Uma criança com grandes dificuldades de leitura e escrita em idade em que tal situação é inadmissível (por exemplo, a partir dos 9 anos), pode nos levar a estranhar a ponto de nos perguntarmos o que está acontecendo, principalmente se ela for inteligente e viver em ideais condições sócio-culturais. Este contexto pode ser a realidade de muitas crianças, especialmente as que apresentam dislexia. Trata-se de um transtorno neurogenético, primordialmente hereditário, que leva crianças e jovens (7% da população) a apresentarem uma dificuldade de compreender, interpretar e memorizar conhecimentos por meio da leitura.
Nestes casos, não há fluência nem automação de leitura, levando-os a repetir tal processo várias vezes até entender o que está escrito. É comum ocorrer trocas, inversões e/ou omissões de letras, confusões fonéticas, dificuldade de definir esquerda-direita, de abstração matemática, falta de memorização de sequências temporais e visuais, além de vocabulário pobre e esquecimento frequente de fragmentos textuais.

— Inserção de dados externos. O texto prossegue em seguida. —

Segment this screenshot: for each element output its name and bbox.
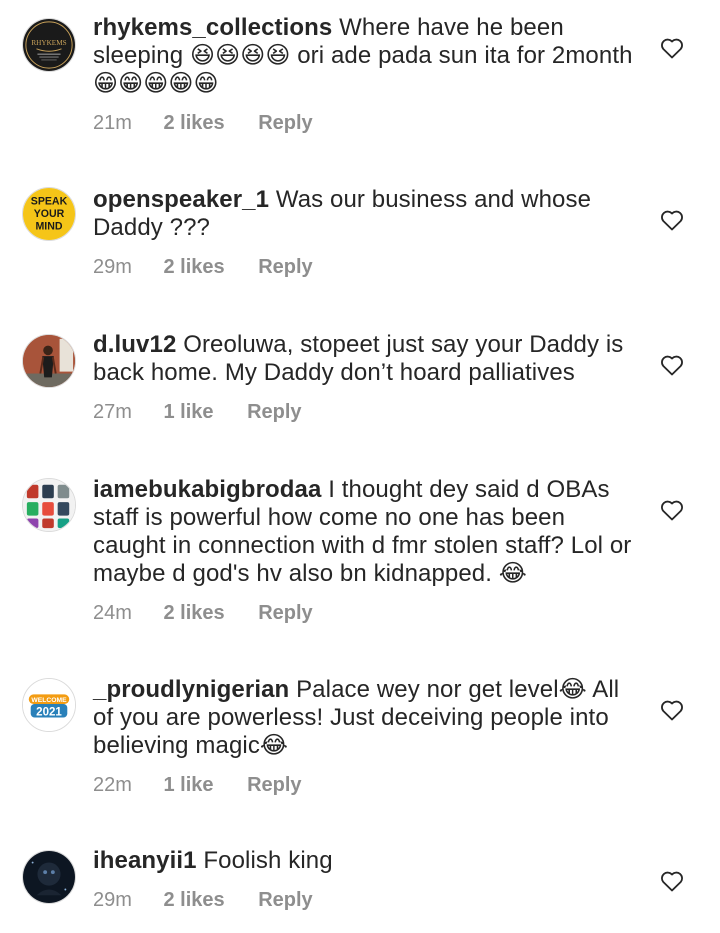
reply-button[interactable]: Reply [247,399,301,425]
like-heart-icon[interactable] [660,870,684,892]
like-heart-icon[interactable] [660,699,684,721]
svg-text:YOUR: YOUR [34,208,65,220]
comment-meta: 29m 2 likes Reply [93,887,638,913]
like-heart-icon[interactable] [660,209,684,231]
comment-time: 22m [93,774,132,796]
comment-time: 27m [93,401,132,423]
reply-button[interactable]: Reply [258,600,312,626]
like-heart-icon[interactable] [660,354,684,376]
comment-text-block: iheanyii1 Foolish king [93,847,638,875]
comment-likes[interactable]: 2 likes [163,600,224,626]
comment-time: 29m [93,889,132,911]
comment-text-block: _proudlynigerian Palace wey nor get leve… [93,676,638,760]
reply-button[interactable]: Reply [258,887,312,913]
avatar[interactable] [22,850,76,904]
comment-username[interactable]: iheanyii1 [93,847,197,874]
comment-username[interactable]: iamebukabigbrodaa [93,476,321,503]
comment-meta: 21m 2 likes Reply [93,110,638,136]
comment-body: d.luv12 Oreoluwa, stopeet just say your … [93,331,638,425]
comment-text-block: openspeaker_1 Was our business and whose… [93,186,638,242]
speak-your-mind-avatar: SPEAK YOUR MIND [23,188,75,240]
comment-body: iamebukabigbrodaa I thought dey said d O… [93,476,638,626]
comment-username[interactable]: rhykems_collections [93,14,332,41]
avatar[interactable]: RHYKEMS [22,18,76,72]
comment-body: iheanyii1 Foolish king 29m 2 likes Reply [93,847,638,913]
reply-button[interactable]: Reply [247,772,301,798]
comment-time: 21m [93,112,132,134]
avatar-logo-text: RHYKEMS [31,39,66,47]
comment-meta: 29m 2 likes Reply [93,254,638,280]
comment-text-block: d.luv12 Oreoluwa, stopeet just say your … [93,331,638,387]
avatar[interactable]: SPEAK YOUR MIND [22,187,76,241]
comment-text: Foolish king [203,847,333,874]
comment-username[interactable]: _proudlynigerian [93,676,289,703]
like-heart-icon[interactable] [660,499,684,521]
welcome-2021-avatar: WELCOME 2021 [23,679,75,731]
comment-likes[interactable]: 1 like [163,772,213,798]
avatar[interactable] [22,478,76,532]
reply-button[interactable]: Reply [258,254,312,280]
comment-username[interactable]: d.luv12 [93,331,176,358]
comment-likes[interactable]: 2 likes [163,110,224,136]
comment-body: openspeaker_1 Was our business and whose… [93,186,638,280]
comment-text-block: rhykems_collections Where have he been s… [93,14,638,98]
avatar[interactable] [22,334,76,388]
comment-body: _proudlynigerian Palace wey nor get leve… [93,676,638,798]
comment-likes[interactable]: 2 likes [163,887,224,913]
like-heart-icon[interactable] [660,37,684,59]
comment-meta: 27m 1 like Reply [93,399,638,425]
comment-likes[interactable]: 1 like [163,399,213,425]
comment-time: 24m [93,602,132,624]
person-photo-avatar [23,335,75,387]
avatar[interactable]: WELCOME 2021 [22,678,76,732]
clothing-grid-avatar [23,479,75,531]
svg-text:2021: 2021 [36,707,62,719]
dark-photo-avatar [23,851,75,903]
comment-time: 29m [93,256,132,278]
svg-text:SPEAK: SPEAK [31,195,68,207]
rhykems-logo-avatar: RHYKEMS [23,19,75,71]
comment-text-block: iamebukabigbrodaa I thought dey said d O… [93,476,638,588]
comment-meta: 22m 1 like Reply [93,772,638,798]
comment-meta: 24m 2 likes Reply [93,600,638,626]
svg-text:WELCOME: WELCOME [31,697,67,704]
reply-button[interactable]: Reply [258,110,312,136]
comment-likes[interactable]: 2 likes [163,254,224,280]
comment-username[interactable]: openspeaker_1 [93,186,269,213]
svg-text:MIND: MIND [35,220,62,232]
comment-body: rhykems_collections Where have he been s… [93,14,638,136]
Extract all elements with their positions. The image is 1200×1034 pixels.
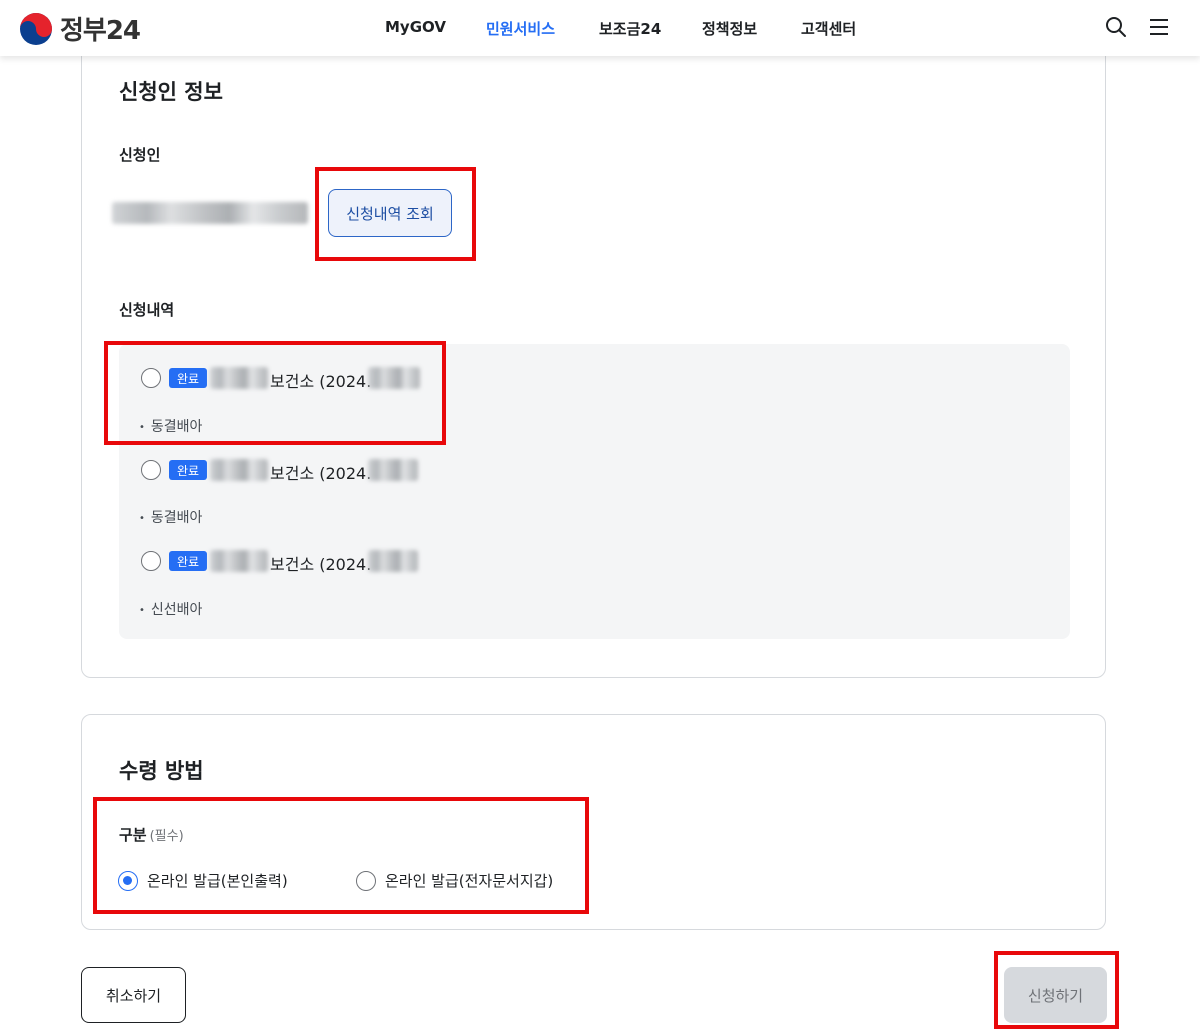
- date-redacted: [368, 367, 420, 389]
- search-icon[interactable]: [1103, 14, 1129, 40]
- receive-option-radio-self-print[interactable]: [118, 871, 138, 891]
- logo-text: 정부24: [60, 16, 141, 46]
- date-redacted: [368, 459, 418, 481]
- applicant-name-redacted: [112, 202, 308, 224]
- section-title-receive-method: 수령 방법: [119, 759, 204, 783]
- history-radio-1[interactable]: [141, 368, 161, 388]
- receive-option-label-self-print[interactable]: 온라인 발급(본인출력): [147, 870, 288, 891]
- status-badge: 완료: [169, 460, 207, 480]
- category-label: 구분 (필수): [119, 824, 184, 845]
- history-radio-3[interactable]: [141, 551, 161, 571]
- status-badge: 완료: [169, 551, 207, 571]
- nav-item-policy-info[interactable]: 정책정보: [702, 18, 757, 39]
- facility-name-redacted: [210, 550, 268, 572]
- nav-item-mygov[interactable]: MyGOV: [385, 18, 446, 36]
- section-title-applicant-info: 신청인 정보: [119, 80, 223, 104]
- nav-item-subsidy24[interactable]: 보조금24: [599, 18, 661, 39]
- applicant-label: 신청인: [119, 146, 161, 164]
- nav-item-customer-center[interactable]: 고객센터: [801, 18, 856, 39]
- category-label-text: 구분: [119, 826, 147, 844]
- nav-item-civil-service[interactable]: 민원서비스: [486, 18, 555, 39]
- receive-method-card: [81, 714, 1106, 930]
- history-item-detail: 신선배아: [139, 599, 203, 619]
- receive-option-label-wallet[interactable]: 온라인 발급(전자문서지갑): [385, 870, 553, 891]
- cancel-button[interactable]: 취소하기: [81, 967, 186, 1023]
- facility-name-redacted: [210, 459, 268, 481]
- date-redacted: [368, 550, 418, 572]
- taegeuk-logo-icon: [20, 12, 52, 45]
- history-item-title: 보건소 (2024.: [270, 555, 372, 574]
- history-item-detail: 동결배아: [139, 416, 203, 436]
- history-item-title: 보건소 (2024.: [270, 464, 372, 483]
- history-label: 신청내역: [119, 301, 175, 319]
- history-radio-2[interactable]: [141, 460, 161, 480]
- facility-name-redacted: [210, 367, 268, 389]
- history-lookup-button[interactable]: 신청내역 조회: [328, 189, 452, 237]
- required-mark: (필수): [149, 829, 184, 844]
- gov24-logo[interactable]: 정부24: [18, 10, 141, 47]
- receive-option-radio-wallet[interactable]: [356, 871, 376, 891]
- history-item-detail: 동결배아: [139, 507, 203, 527]
- top-header: 정부24 MyGOV 민원서비스 보조금24 정책정보 고객센터: [0, 0, 1200, 56]
- history-item-title: 보건소 (2024.: [270, 372, 372, 391]
- status-badge: 완료: [169, 368, 207, 388]
- menu-icon[interactable]: [1146, 14, 1172, 40]
- submit-button[interactable]: 신청하기: [1004, 967, 1107, 1023]
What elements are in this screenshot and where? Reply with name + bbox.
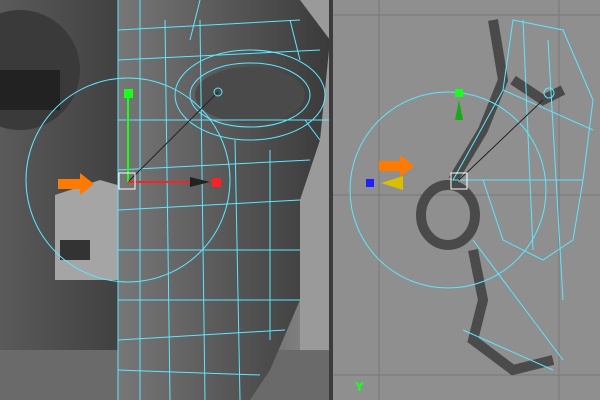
z-axis-handle <box>366 179 374 187</box>
viewport-canvas-right[interactable] <box>333 0 600 400</box>
side-viewport[interactable]: Y <box>333 0 600 400</box>
y-axis-handle <box>455 89 463 97</box>
axis-label-y: Y <box>355 380 364 394</box>
orange-arrow-icon <box>379 155 414 177</box>
perspective-viewport[interactable] <box>0 0 329 400</box>
viewport-canvas-left[interactable] <box>0 0 329 400</box>
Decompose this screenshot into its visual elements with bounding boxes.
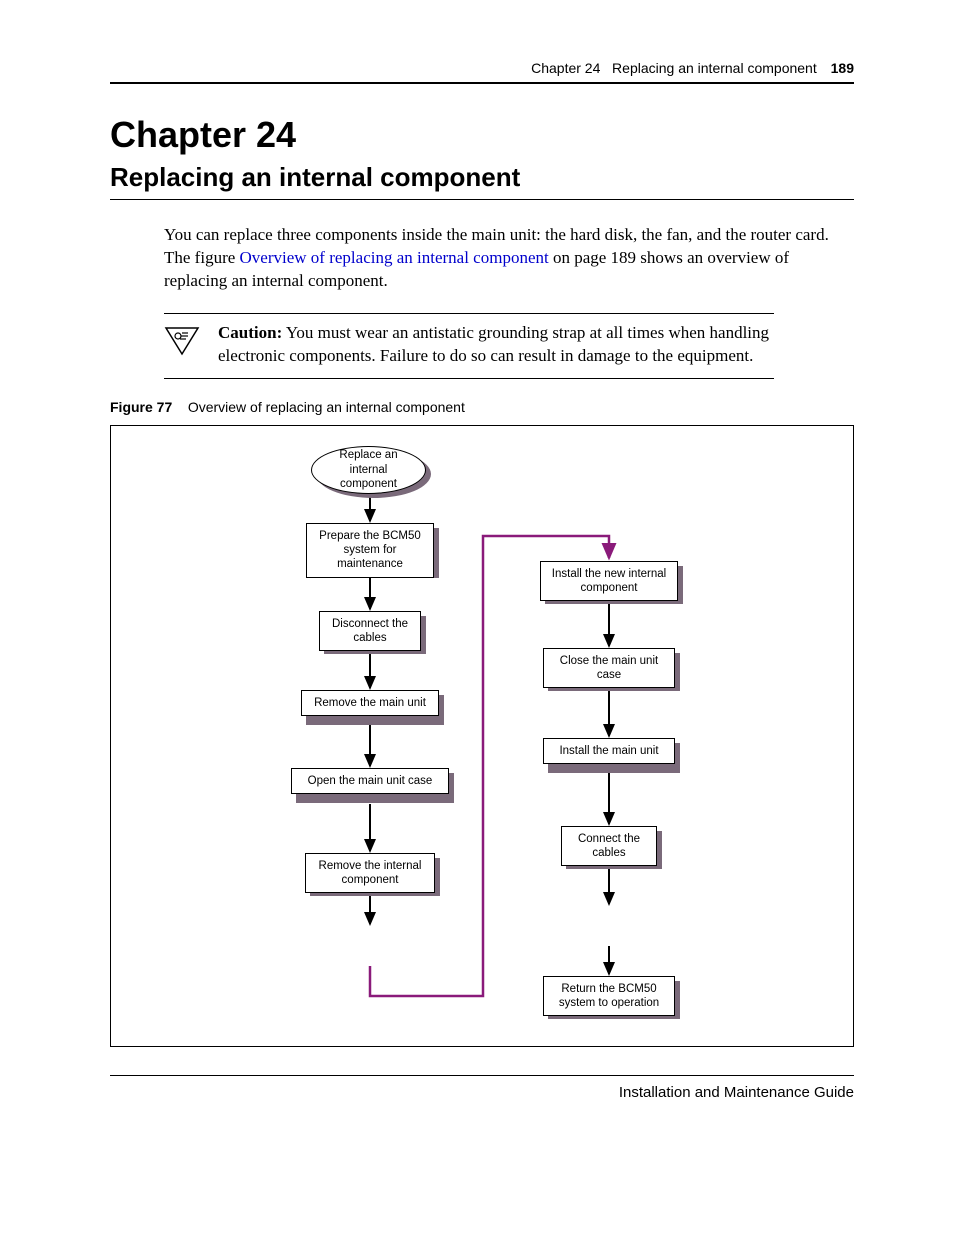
caution-block: Caution: You must wear an antistatic gro… — [164, 313, 774, 379]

Estas crianças costumam demorar mais para se alfabetizar e não se interessam em se expressar, por suas próprias palavras, historinhas e fatos cotidianos, além de ter dificuldade em nomeação de figuras ou cores e história de atraso de fala durante os primeiros quatro anos de vida. Sendo assim, é possível intervir precocemente em crianças de risco antes de virem a expressar grandes dificuldades na fase escolar. Esta remediação precoce já é aceita e vista como eficaz na literatura internacional e nacional desde os anos 90.
Como a dislexia é uma condição, o tratamento não é curativo mas sim paliativo com medicações, intervenções fonoaudiológica e psicopedagógica e mudança pedagógica no ambiente escolar, individualizando e otimizando aspectos do conteúdo e da avaliação. É necessário compreender tais crianças, sendo comum as mesmas desenvolverem crises de ansiedade e pânico em sala de aula se colocadas para ler em público, maior chance de repetência e evasão, maior risco de doenças mentais e de se envolverem com más companhias.